Più volte – afferma il Senatore Umberto Fusco, Lega Salvini Premier, – ho rimarcato l’importanza di voler affidare un ruolo ancora più centrale alle Forze Armate nella gestione della pandemia, che per strutture organizzative e presenza sui territori, avrebbero senz’altro potuto offrire una gestione ottimale degli interventi.

L’operazione gestita dal Centro operativo interforze insieme all’Ispettorato generale della Sanità prevede che, tra i 19 drive-in che verranno installati nel Lazio, uno sarà attivato a Viterbo già questa settimana ed un secondo in caso di necessità. Ritengo che la necessità si sia già manifestata e che pertanto si debba procedere sin da subito con l’installazione di entrambi i punti alleggerendo la mole di tamponi e consentendo così un tracciamento più veloce ed efficace nella provincia.
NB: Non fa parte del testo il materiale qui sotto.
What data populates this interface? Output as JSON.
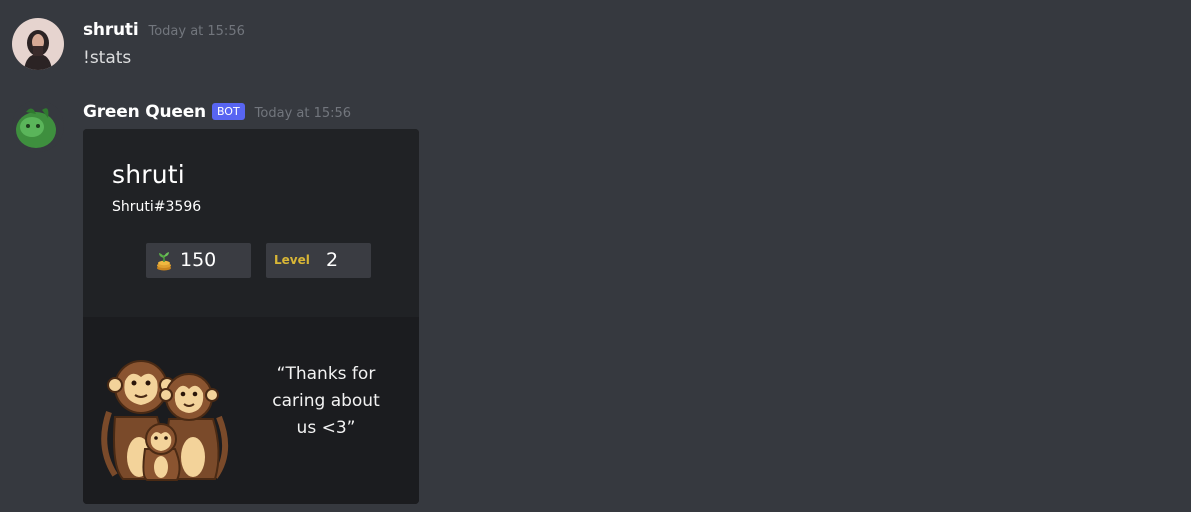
{
  "messages": [
    {
      "author": "shruti",
      "timestamp": "Today at 15:56",
      "content": "!stats"
    },
    {
      "author": "Green Queen",
      "bot_tag": "BOT",
      "timestamp": "Today at 15:56",
      "embed": {
        "name": "shruti",
        "tag": "Shruti#3596",
        "coins": "150",
        "level_label": "Level",
        "level": "2",
        "quote": "“Thanks for caring about us <3”"
      }
    }
  ],
  "icons": {
    "coin": "sprout-coins-icon",
    "mascot": "monkey-family-illustration"
  },
  "colors": {
    "background": "#36393f",
    "bot_tag": "#5865f2",
    "level_label": "#d8b636"
  }
}
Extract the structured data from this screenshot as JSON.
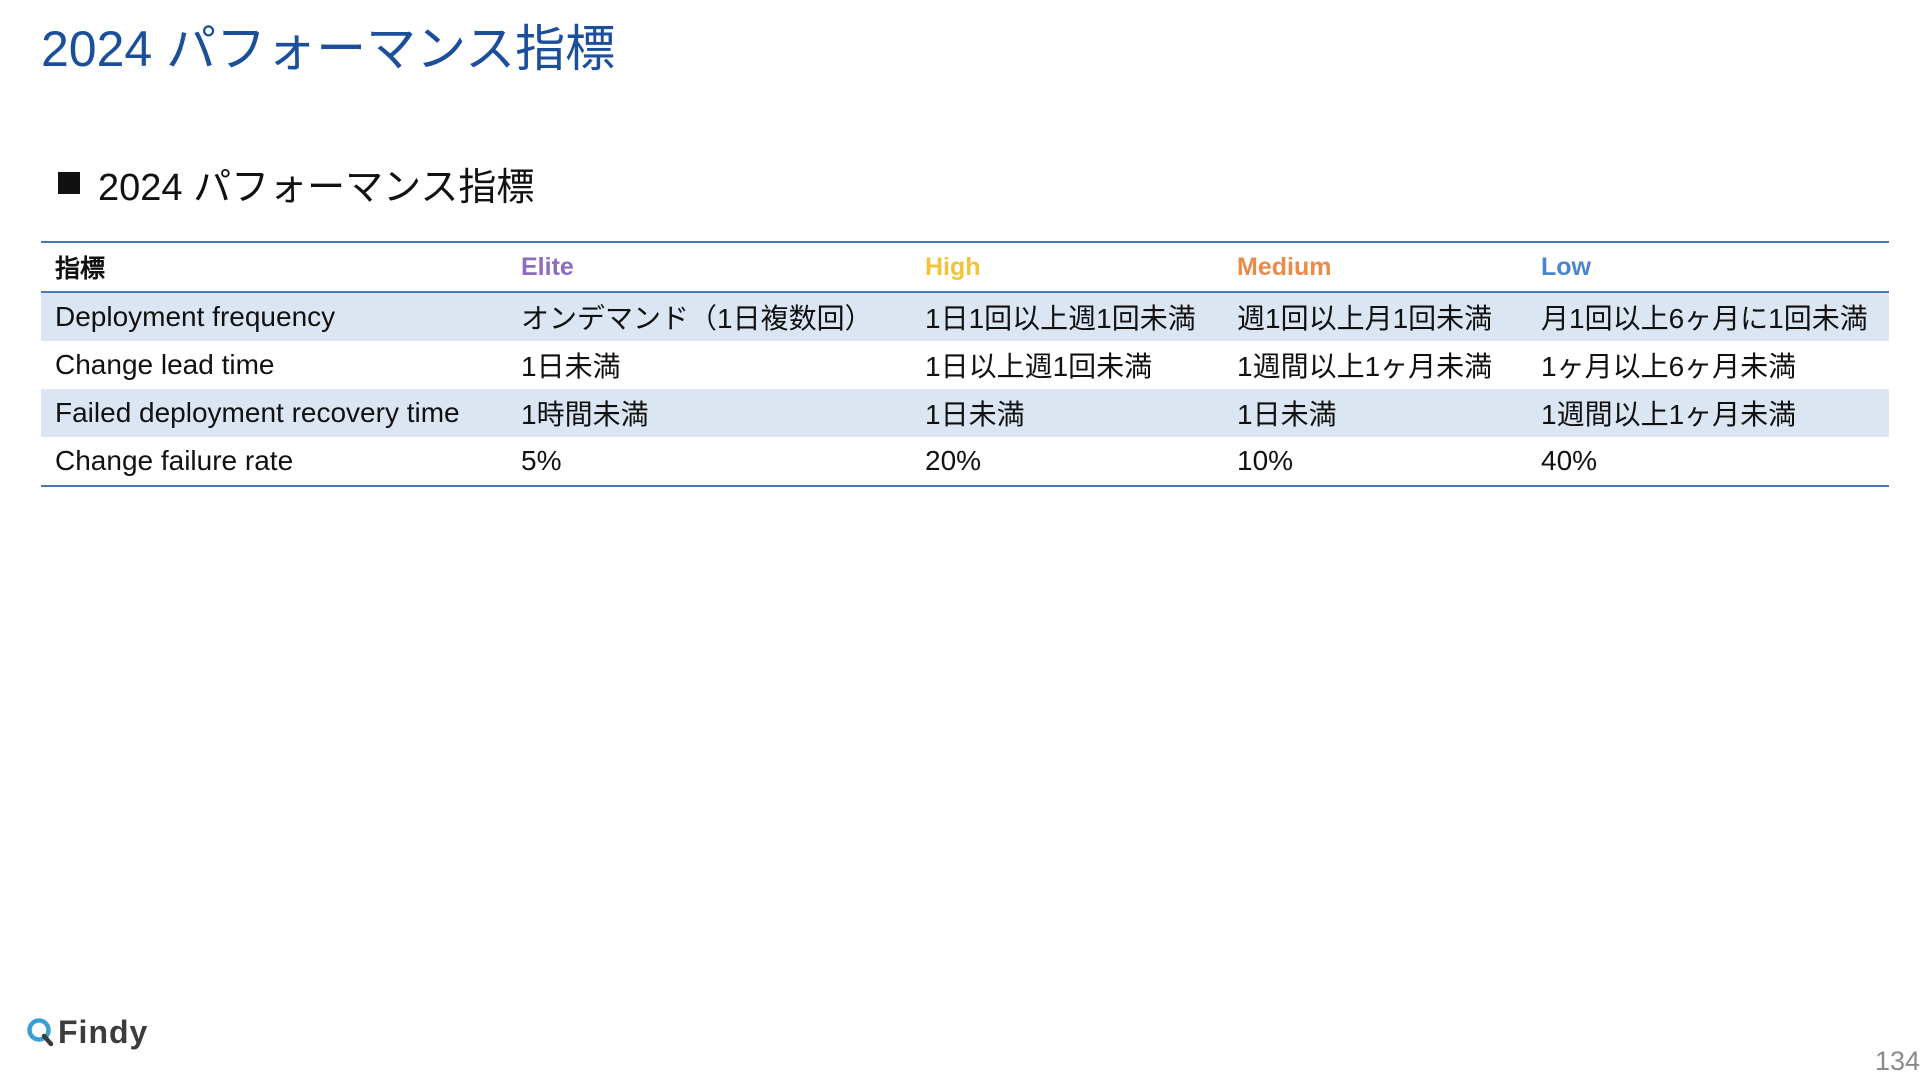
{
  "slide": {
    "title": "2024 パフォーマンス指標",
    "section_heading": "2024 パフォーマンス指標",
    "page_number": "134",
    "logo_text": "Findy"
  },
  "table": {
    "headers": [
      {
        "label": "指標",
        "color": "#111111"
      },
      {
        "label": "Elite",
        "color": "#8e6bbf"
      },
      {
        "label": "High",
        "color": "#f0c43a"
      },
      {
        "label": "Medium",
        "color": "#ec8a4a"
      },
      {
        "label": "Low",
        "color": "#4a86d0"
      }
    ],
    "rows": [
      [
        "Deployment frequency",
        "オンデマンド（1日複数回）",
        "1日1回以上週1回未満",
        "週1回以上月1回未満",
        "月1回以上6ヶ月に1回未満"
      ],
      [
        "Change lead time",
        "1日未満",
        "1日以上週1回未満",
        "1週間以上1ヶ月未満",
        "1ヶ月以上6ヶ月未満"
      ],
      [
        "Failed deployment recovery time",
        "1時間未満",
        "1日未満",
        "1日未満",
        "1週間以上1ヶ月未満"
      ],
      [
        "Change failure rate",
        "5%",
        "20%",
        "10%",
        "40%"
      ]
    ]
  },
  "colors": {
    "title": "#1b4f9c",
    "table_rule": "#4a78b5",
    "row_shade": "#dce6f3",
    "logo_mark": "#3a9fd6"
  },
  "icons": {
    "logo_mark": "findy-logo-icon",
    "bullet": "square-bullet-icon"
  }
}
Credo che a questo punto, in un momento in cui il Governo ha ritenuto di portare a chiusura teatri, cinema, palestre e piscine e ridurre fortemente gli orari di apertura di bar e ristoranti, non sia più rinviabile aumentare i controlli in tutto ciò che avviene nel pubblico dove l’esposizione al contagio, a mio avviso, risulta molto più importante rispetto a quella potenziale nelle attività che si è voluto chiudere.

Mi riferisco in particolare ai trasporti. Le Forze Armate potrebbero dare un grande contributo se impiegate nei controlli, verificando l’effettivo rispetto del distanziamento su treni, metro, pullman e scuolabus a tutela della sicurezza degli utenti, che ad oggi è completamente assente, nonostante i diversi mesi in cui vi si poteva lavorare ma non lo si è fatto.

Allo stesso tempo credo che non sia più rinviabile l’ampliamento delle corse degli stessi mezzi, ricorrendo ai mezzi dei privati, considerando che il settore dei bus turistici risulta al momento completamente fermo, ma anche agli stessi mezzi in possesso dell’Esercito che potrebbero dare un importante contributo in termini di riduzione del sovraffollamento.

Il Governo e la Regione non perdano altro tempo e lavorino su questo, piuttosto che vessare solo i privati e le loro attività».